Right now, the Pens and Flyers would certainly move the meter at Verizon Center. But after the physical and chippy play that’s dominated the first three games, the Bruins have cast themselves and an amalgam of Dr. Doom and Magneto. They are cunning and cruel, relentless as they are talented. And in a way, the fact that they are less familiar than the Pens and Flyers makes them a better villain. With a long-standing rivalry, those helpful television announcers will often instruct you to “toss the records out the window.” It seems that how the teams look on paper has figured greatly into the perception of the series.

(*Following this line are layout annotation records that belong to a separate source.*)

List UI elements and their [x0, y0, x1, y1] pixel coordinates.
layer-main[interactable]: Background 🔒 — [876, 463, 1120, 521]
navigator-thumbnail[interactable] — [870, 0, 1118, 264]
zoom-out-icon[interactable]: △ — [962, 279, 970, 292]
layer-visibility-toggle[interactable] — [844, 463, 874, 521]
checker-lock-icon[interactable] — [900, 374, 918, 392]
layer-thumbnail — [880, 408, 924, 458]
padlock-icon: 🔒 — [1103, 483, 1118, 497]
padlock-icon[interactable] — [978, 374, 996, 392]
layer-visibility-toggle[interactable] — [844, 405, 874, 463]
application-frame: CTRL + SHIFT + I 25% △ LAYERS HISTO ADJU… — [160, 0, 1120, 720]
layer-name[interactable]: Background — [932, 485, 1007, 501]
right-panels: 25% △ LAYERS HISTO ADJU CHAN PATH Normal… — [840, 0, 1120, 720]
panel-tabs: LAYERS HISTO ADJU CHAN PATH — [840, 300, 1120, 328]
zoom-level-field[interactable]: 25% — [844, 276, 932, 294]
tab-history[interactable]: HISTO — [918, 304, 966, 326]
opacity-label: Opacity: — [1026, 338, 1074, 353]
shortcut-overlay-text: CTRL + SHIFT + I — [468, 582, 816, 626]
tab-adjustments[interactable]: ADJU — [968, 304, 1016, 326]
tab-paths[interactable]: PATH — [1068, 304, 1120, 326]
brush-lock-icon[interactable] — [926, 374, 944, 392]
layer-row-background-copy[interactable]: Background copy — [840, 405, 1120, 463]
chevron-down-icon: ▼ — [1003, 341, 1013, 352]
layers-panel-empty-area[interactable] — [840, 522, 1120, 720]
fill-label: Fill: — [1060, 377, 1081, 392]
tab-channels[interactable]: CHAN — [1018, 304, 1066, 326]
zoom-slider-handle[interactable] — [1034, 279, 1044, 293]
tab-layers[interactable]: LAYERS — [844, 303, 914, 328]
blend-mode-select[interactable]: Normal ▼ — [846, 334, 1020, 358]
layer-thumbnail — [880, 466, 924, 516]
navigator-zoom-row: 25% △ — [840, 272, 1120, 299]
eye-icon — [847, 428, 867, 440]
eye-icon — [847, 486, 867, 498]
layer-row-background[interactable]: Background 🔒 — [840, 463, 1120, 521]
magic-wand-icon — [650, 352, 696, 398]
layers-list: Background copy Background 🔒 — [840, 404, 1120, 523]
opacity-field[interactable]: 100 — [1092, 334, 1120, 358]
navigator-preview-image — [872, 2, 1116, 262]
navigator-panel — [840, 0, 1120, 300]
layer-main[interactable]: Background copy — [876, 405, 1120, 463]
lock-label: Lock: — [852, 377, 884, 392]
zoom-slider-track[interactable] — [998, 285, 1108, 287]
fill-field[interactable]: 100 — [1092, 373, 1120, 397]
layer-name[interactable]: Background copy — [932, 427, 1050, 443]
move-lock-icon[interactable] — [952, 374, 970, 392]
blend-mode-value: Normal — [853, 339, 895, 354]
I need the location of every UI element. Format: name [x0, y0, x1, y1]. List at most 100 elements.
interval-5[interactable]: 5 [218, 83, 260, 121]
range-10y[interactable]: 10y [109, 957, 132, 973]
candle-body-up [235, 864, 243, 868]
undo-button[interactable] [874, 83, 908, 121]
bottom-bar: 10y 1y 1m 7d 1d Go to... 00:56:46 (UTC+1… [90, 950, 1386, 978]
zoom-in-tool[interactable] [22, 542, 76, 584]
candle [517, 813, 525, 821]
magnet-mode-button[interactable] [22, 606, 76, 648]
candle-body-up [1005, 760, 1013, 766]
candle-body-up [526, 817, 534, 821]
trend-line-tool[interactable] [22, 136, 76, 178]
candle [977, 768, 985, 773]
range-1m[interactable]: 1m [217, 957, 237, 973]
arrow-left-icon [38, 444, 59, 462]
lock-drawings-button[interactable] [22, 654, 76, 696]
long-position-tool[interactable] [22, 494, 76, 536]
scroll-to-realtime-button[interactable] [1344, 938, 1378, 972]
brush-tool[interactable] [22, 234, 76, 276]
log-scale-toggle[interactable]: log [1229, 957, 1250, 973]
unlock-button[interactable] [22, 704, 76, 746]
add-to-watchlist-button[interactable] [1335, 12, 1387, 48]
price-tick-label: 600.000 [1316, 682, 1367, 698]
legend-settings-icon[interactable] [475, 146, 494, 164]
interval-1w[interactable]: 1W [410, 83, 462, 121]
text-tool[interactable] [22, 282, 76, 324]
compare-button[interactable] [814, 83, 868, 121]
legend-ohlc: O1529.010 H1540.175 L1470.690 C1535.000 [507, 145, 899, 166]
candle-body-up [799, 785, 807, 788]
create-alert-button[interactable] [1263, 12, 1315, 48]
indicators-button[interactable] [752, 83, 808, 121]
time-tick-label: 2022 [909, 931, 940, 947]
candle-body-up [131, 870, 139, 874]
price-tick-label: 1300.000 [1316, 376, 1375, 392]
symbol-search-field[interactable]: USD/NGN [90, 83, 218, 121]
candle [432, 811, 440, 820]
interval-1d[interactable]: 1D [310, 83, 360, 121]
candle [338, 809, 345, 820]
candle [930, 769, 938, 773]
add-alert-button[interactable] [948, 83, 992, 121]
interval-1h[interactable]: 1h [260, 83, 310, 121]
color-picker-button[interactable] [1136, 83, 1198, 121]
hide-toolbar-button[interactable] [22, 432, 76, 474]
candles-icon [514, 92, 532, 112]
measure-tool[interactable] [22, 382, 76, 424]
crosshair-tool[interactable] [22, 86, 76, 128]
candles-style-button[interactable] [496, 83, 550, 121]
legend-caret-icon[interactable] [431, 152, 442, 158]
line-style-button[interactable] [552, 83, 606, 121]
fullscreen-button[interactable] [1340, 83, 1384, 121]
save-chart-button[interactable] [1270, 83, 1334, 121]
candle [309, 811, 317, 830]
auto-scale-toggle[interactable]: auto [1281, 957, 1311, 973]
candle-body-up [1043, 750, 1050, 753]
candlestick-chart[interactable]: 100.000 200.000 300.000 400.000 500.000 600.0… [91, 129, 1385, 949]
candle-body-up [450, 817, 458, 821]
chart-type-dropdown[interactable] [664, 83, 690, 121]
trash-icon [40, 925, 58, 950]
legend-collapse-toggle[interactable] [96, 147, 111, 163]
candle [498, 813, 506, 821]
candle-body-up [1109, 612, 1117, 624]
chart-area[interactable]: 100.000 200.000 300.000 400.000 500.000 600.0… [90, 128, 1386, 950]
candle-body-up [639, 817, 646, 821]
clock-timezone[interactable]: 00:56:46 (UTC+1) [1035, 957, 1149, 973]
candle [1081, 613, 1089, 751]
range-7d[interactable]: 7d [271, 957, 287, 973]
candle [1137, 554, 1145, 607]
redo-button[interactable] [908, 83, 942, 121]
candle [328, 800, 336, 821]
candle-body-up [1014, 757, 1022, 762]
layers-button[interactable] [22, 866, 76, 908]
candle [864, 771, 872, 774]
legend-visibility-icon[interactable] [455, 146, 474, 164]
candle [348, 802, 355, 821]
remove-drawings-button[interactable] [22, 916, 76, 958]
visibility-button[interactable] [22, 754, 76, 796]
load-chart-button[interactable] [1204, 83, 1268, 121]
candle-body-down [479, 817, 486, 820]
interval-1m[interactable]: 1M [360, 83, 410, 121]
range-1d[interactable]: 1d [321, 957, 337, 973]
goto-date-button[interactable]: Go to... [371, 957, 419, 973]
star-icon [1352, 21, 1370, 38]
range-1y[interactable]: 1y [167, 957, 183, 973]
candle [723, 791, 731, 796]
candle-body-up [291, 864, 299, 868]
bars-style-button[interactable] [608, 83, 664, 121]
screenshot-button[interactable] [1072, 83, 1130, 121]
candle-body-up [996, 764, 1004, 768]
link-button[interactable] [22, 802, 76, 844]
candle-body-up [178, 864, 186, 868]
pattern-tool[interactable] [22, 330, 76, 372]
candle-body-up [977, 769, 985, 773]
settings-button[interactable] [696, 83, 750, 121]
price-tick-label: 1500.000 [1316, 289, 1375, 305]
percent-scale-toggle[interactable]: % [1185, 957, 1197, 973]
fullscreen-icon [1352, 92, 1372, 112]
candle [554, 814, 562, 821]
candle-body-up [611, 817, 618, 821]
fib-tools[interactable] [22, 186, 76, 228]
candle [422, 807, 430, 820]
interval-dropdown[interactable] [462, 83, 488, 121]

In the limited terms available to describe hockey through hockey cinema, the Bruins are a terrifying fusion of Team Iceland and the Syracuse Bulldogs.

Meanwhile, we’re left to fend with The Avengers (surely bound to be) grappling with their own problems coming together as a team to defeat their foe. But once we get to the foe, unless there’s some big reveal that hasn’t leaked yet, it’s setting up to be a complete letdown.

I’m gonna go ahead and paraphrase a little bit of Samuel L. Jackson’s dialogue as I’m expecting it:

Nick Fury: “Avengers, we’ve assembled you because you’re the best of the best. There’s a mad villain out there who will destroy everything if we don’t stop him.”

Iron Man: “Who is it?”

Nick Fury: “It’s…Thor’s snotty little brother. Loki? Remember him? Pale guy, sort of beady-eyed.”

Not exactly high stakes, is it? Loki’s a beatable foe. Loki inspires annoyance but not that magical concoction of vitriol, fear, and respect that you need in a super villain. Loki is Daniel Briere, Martin St. Louis or maybe Brian Gionta. Even if he’s capable of winning against our heroes, he’s going to do it via trickery (Loki is literally the Norse trickster god) rather than terror.

The Capitals are not out of this series. A win on Thursday is almost a must. But they have their work cut out for them in such a great and terrible foe in Boston. The Bruins will continue to play beyond the whistle and abuse Braden Holtby as much as they can. They’ll goad the Capitals into penalties. They’ll test the limits of the NHL’s traditionally loose playoff officiating. Marchand will pester, Lucic will antagonize and Chara will physically dominate.

Believe me, I wish they were squaring off with Thor’s pipsqueak brother.